Will Green is news editor of Supply Management
20 January 2023

Just 8.5% of firms with connections to Russia have pulled out of the country despite pressure to do so because of the war in Ukraine, according to research.

A report by two professors analysed Orbis company data and found of 1,404 EU and G7 companies with “commercially active equity investments” in Russia before the invasion, 120 (8.5%) had left by the end of November 2022.

After Russia invaded in February 2022 many firms including McDonald’s, Coca-Cola and Pepsi withdrew or suspended operations in the country following international outcry.

Local authorities in the UK responded by cancelling contracts with suppliers based in Russia.

Research by Deloitte at the time found more than 374,000 firms, mostly in the US, relied on Russian suppliers.

The report, by Simon Evenett, professor of international trade and economic development at the University of St Gallen, and Niccolò Pisani, professor of strategy and international business at IMD Business School, said “reducing commercial ties is estimated to be costly” and “abandoning some of those modes of supply is more expensive than others”.

“Faced with official and media campaigns at home to halt their Russian operations and divest from the country, western firms may nevertheless fail to exit,” said the report.

“This can happen for multiple reasons. For instance, a western firm operating in a sector excluded from official sanctions may decide that it is inappropriate to abandon its Russian customers, who may have played no part in the decision to invade Ukraine or in the prosecution of the armed conflict. 

“In other cases, western firms may not want to abandon long-term relationships with employees or suppliers or decide to cease operations because of the societal relevance of their products and services (for instance, the supply of lifesaving medicines).”

The report said consumer goods company Danone expected to take a hit of €1bn as it disposes of 13 factories that make dairy products in Russia.

However, the report said in the process of divesting, some firms had included “buy-back” clauses in contracts.
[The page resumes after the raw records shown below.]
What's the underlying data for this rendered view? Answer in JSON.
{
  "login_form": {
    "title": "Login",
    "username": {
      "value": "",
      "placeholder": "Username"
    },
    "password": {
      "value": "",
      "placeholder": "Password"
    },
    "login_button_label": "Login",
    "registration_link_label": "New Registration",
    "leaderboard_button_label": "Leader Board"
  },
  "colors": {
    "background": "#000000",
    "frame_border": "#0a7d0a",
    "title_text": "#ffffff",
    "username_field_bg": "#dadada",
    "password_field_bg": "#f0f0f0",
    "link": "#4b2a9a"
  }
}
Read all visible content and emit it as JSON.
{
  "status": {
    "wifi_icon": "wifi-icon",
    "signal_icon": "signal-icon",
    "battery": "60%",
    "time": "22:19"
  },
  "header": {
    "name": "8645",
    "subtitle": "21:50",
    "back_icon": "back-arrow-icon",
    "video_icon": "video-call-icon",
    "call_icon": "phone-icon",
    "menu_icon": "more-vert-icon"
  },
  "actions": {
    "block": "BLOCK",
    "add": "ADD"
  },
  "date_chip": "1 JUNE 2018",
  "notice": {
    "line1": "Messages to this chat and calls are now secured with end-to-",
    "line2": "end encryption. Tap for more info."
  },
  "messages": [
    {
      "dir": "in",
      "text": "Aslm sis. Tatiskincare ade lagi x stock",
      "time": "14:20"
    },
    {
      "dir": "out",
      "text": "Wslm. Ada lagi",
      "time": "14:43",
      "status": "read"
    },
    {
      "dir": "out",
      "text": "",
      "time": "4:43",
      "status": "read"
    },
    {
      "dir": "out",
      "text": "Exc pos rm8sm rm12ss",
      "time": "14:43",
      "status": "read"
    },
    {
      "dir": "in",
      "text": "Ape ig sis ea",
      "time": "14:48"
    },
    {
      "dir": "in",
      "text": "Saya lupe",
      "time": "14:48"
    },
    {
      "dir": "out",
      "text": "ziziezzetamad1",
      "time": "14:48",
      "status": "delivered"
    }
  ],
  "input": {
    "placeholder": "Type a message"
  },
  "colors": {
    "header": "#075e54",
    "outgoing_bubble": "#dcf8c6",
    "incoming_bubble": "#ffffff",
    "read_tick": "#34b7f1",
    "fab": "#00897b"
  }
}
“Nissan reportedly sold its Russian subsidiary to state-owned NAMI with a six-year buy-back provision,” said the research, while according to a reported statement from Russia’s Federal Anti-Monopoly Service “it appears that McDonald’s can buy-back its Russian operations within 15 years”. 

“It would seem that even a completed divestment does not mean leaving Russia forever.”

The report concluded: “If the write-offs announced by publicly-traded western companies are anything to go by, divestment, decoupling, and supply chain reconfiguration are likely to be costly to firms, their employees, and their shareholders.

“If those costs must be borne on geopolitical grounds, who should bear them? Answering this question is of the essence since to date western corporate retreat from Russia has been limited.”